Cette méthode pose problème. La sélection de l’échantillon est assez hasardeuse : les mères ont été contactées par un intermédiaire et leurs réponses étaient anonymes. Il était donc impossible pour les chercheurs de vérifier leurs déclarations.

Autre limite, l’échantillon d’enfants (666, dont 261 non vaccinés) n’est pas assez représentatif, comme le reconnaissent les auteurs eux-mêmes : « Cette étude n’a pas été faite avec l’intention de s’appuyer sur un échantillon représentatif d’enfants scolarisés à la maison, mais sur un échantillon convenable de taille suffisante pour tester des différences signifiantes dans les résultats. » Ils ajoutent que les résultats doivent « être interprétés avec précaution », car « des recherches supplémentaires » sont nécessaires « pour dupliquer les résultats avec des études avec des échantillons plus larges et des modèles de recherche plus solides. »

Les enfants vaccinés voient plus régulièrement un médecin

Les auteurs de l'étude notent également que les enfants vaccinés voient plus régulièrement un médecin que les enfants non vaccinés. Ce que cette étude ne dit pas, c’est l’objet de ces visites : concernent-elles simplement les vaccinations ou ont-elles pour objet d’autres maladies infantiles ? Dans la mesure où les auteurs ont demandé aux mères de ne faire état « que des maladies diagnostiquées par des médecins », il se peut que les « enfants vaccinés » soient, de fait, considérés comme plus malades que les autres juste parce que leurs maladies ont été diagnostiquées, celles des non-vaccinés étant simplement passées sous les radars.

Autre point gênant : à aucun moment, l’impact individuel de chaque vaccin n’est étudié chez les enfants. Or, il est difficile d’attribuer la survenue de toutes les maladies à l’ensemble des vaccins.

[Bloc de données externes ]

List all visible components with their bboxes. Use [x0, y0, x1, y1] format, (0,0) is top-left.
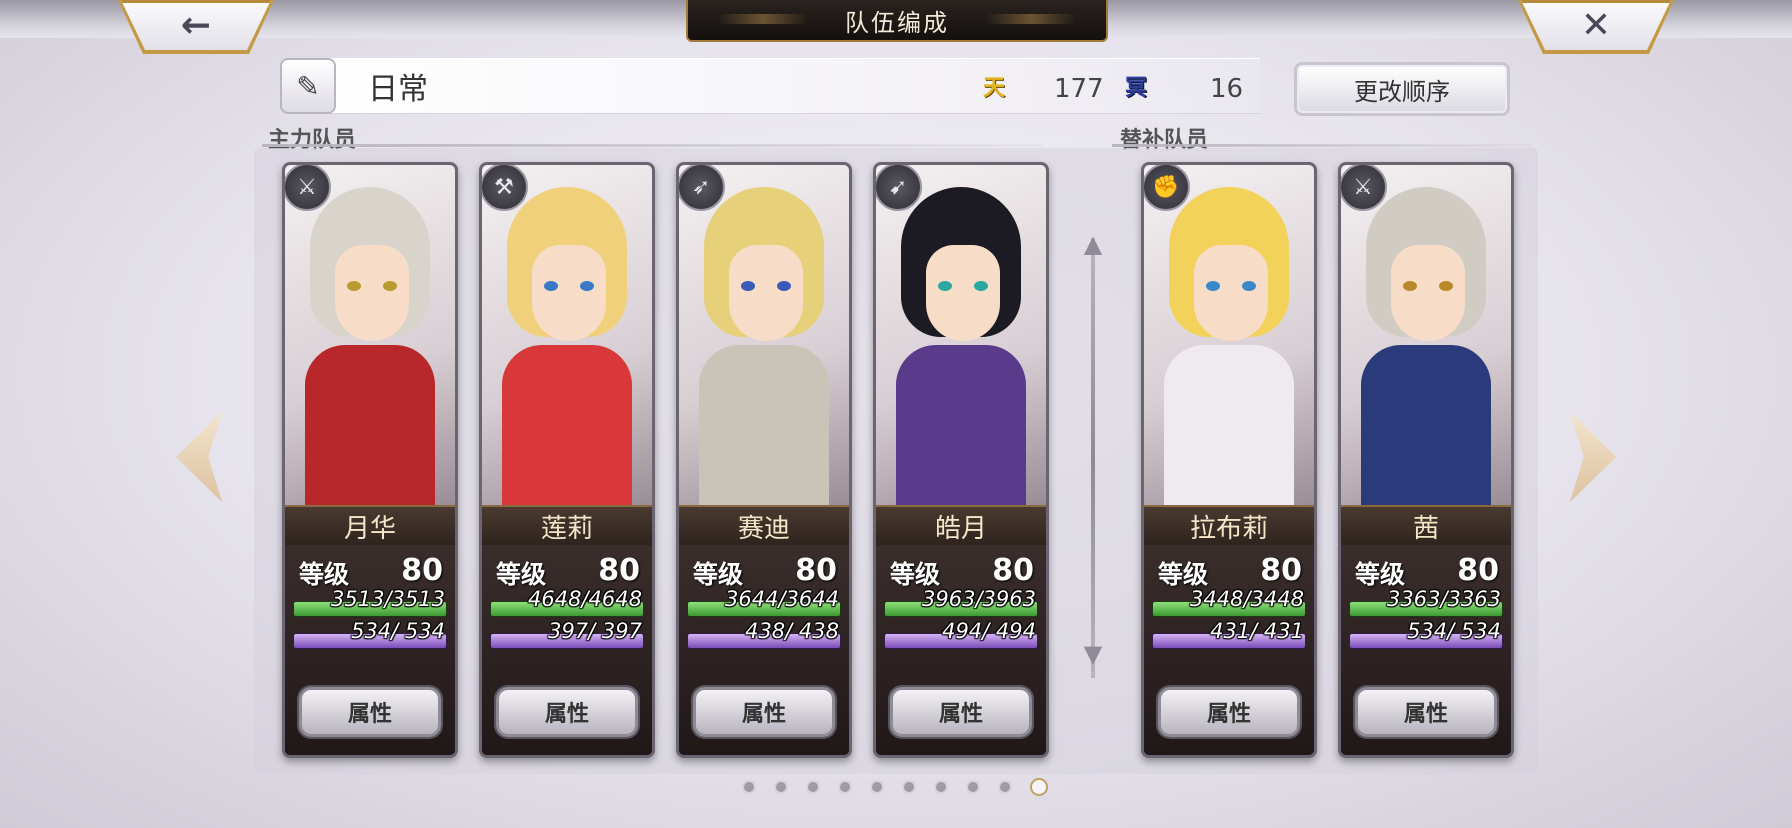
- ming-value: 16: [1210, 74, 1244, 104]
- character-card[interactable]: ⚔ 月华 等级 80 3513/3513 534/ 534 属性: [282, 162, 458, 758]
- change-order-button[interactable]: 更改顺序: [1294, 62, 1510, 116]
- page-title: 队伍编成: [686, 0, 1108, 42]
- mp-value: 534/ 534: [351, 619, 445, 643]
- sword-icon: ⚔: [1341, 165, 1387, 211]
- mp-value: 494/ 494: [942, 619, 1036, 643]
- character-portrait[interactable]: [482, 165, 652, 515]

Une étude financée par des opposants à la politique de vaccination

Les sources de financements de l’étude alertent également : elles sont présentées simplement comme des « organisations charitables qui soutiennent la recherche sur la santé et la sécurité des enfants », alors qu’elles ne sont pas neutres. le travail des auteurs a été soutenu par Generation Rescue, une organisation américaine, qui n’a pas hésité dans le passé à faire le lien, non prouvé, entre vaccin et autisme. En 2007, on trouvait sur leur site la phrase suivante : « Aucune étude n’a jamais été faite pour comparer les taux de désordres neurologiques entre les enfants non vaccinés et ceux vaccinés. » Cette idée est un des points de départ de l’étude controversée. Simple coïncidence ?

La deuxième source de financement est aussi peu neutre : le Children’s Medical Safety Research Institute affiche très clairement son scepticisme sur l’efficacité des vaccins et recommande la lecture du site infowars, un site conspirationniste américain.

Anthony Mason, un des quatre auteurs de l’étude, a déjà exprimé son soutien à Andrew Wakefield, l’auteur d’une étude qui faisait faussement le lien entre autisme et le vaccin ROR. L'étude d'Andrew Wakefield, publiée en 1998 dans la prestigieuse revue scientifique The Lancet, avait été retirée en 2004 de cette même revue après des accusations de fraude. En 2010, il a été radié de l'ordre des médecins britanniques. Andrew Mason avait lancé en 2012 un appel pour financer cette étude sur un blog tenu par des anti vaccins. Autant de liens qui jettent un voile sur les conclusions de l’étude.

Publiée dans des journaux peu reconnus

L’étude a connu un parcours mouvementé : un extrait a d'abord été publié en novembre 2016 sur Frontiers of Public Health, un journal qui fait payer les auteurs pour publier leurs études. L’étude avait été relue par une chiropracteuse, sans qualifications dans le domaine étudié. Devant la réaction de la communauté scientifique, l’extrait a été retiré de ce journal. L’étude a finalement été publiée dans le Journal of Translational Science, une autre publication où il faut payer pour être publié. Elle y a été retirée, avant d’y être remise en ligne. Sans explications.